By The Maritime Executive 2018-05-07 04:49:00

Japan's Mitsui E&S Shipbuilding and Tsuneishi Shipbuilding have finalized an agreement on commercial ship building.

The companies announced discussions had begun on February 1, 2018. The agreement reached involves collaboration on design, development capacity and cost competitiveness, while maintaining independent management.

The two companies will consider collaborations in the areas of existing and future technologies and will seek to increase their opportunities to secure orders by shortening design periods and increasing their product lineups. By exchanging technical information, they will seek to make effective use of the strengths of each company.

The companies will also work to achieve more effective procurement through joint utilization distribution channels and suppliers. Through unification and mutual standardization of design standards and specifications, the companies aim to expand and increase procurement possibilities for the same items.

By making mutual effective use of manufacturing facilities owned by the companies both in Japan and overseas (including outsourcing shipbuilding and ship's hull block, etc.), the companies will seek to expand and increase their manufacturing capabilities and enhance their cost competitiveness in manufacturing.

Competition from Chinese and South Korean yards has led to a number of alliances and operational changes in Japan over the last year. In December last year, Kawasaki Heavy Industries indicated it will step up its commercial shipbuilding operations in China and reduce production in Japan.

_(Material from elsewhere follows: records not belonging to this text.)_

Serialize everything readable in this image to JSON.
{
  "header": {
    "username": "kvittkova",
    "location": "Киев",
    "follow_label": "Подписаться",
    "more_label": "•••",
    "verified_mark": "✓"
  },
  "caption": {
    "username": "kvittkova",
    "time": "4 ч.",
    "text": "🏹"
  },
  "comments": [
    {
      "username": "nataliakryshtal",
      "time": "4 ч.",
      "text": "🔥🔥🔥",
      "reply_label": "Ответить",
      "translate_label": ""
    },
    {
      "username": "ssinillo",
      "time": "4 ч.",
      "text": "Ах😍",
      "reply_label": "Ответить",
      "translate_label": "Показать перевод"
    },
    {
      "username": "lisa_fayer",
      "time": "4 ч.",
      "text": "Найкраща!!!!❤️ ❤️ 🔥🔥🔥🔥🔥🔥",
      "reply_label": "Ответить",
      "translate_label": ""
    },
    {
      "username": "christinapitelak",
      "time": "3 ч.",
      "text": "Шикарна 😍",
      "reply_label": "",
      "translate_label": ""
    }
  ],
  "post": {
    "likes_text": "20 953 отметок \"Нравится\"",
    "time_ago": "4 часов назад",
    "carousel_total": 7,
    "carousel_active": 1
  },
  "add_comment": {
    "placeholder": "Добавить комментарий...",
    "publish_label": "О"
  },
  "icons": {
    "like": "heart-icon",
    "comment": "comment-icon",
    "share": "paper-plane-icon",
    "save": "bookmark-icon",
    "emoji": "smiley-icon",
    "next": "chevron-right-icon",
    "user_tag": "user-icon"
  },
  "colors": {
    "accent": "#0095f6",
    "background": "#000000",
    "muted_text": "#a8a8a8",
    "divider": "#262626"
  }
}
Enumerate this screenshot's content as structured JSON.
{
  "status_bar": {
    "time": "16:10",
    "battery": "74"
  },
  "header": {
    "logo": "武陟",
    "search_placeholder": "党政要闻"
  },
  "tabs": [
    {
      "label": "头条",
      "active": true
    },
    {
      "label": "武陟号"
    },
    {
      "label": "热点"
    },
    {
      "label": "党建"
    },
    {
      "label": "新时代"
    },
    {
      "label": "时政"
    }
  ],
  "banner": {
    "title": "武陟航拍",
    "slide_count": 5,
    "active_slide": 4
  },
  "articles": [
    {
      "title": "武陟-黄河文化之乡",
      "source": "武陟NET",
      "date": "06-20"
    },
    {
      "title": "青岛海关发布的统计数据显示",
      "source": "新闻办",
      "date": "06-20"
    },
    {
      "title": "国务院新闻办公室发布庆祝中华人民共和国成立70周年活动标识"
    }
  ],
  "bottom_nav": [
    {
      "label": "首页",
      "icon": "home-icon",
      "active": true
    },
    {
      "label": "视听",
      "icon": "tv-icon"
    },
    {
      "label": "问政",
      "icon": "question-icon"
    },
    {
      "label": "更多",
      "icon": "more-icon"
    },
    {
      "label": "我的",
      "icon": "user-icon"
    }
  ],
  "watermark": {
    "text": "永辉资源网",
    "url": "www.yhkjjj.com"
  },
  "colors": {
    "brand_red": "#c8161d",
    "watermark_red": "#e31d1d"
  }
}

Specifically, the yard will boost capacity at a facility in Dalian that is jointly operated with COSCO.

In June last year, Mitsubishi Heavy Industries reached an agreement with Oshima Shipbuilding to form a commercial shipbuilding alliance. The agreement established a technical alliance to focus on the development of new ship designs and technologies, standardization of design and construction and efficient shared use of tools and equipment. The alliance followed on from a previous agreement reached at the end of March last year between Mitsubishi Heavy Industries, Imabari Shipbuilding and Namura Shipbuilding. 

In January 2018, Japan's largest shipbuilder Imabari Shipbuilding announced acquisition of domestic rival Minaminippon Shipbuilding as of April 1. The yard says the move will boost production capacity and international competitiveness. Minaminippon mainly builds and repairs tankers and vehicle carriers. It has annual sales of about $180 million, reports media outlet NHK World. Minaminippon's shareholders include Mitsui Engineering & Shipbuilding and Mitsui O.S.K. Lines.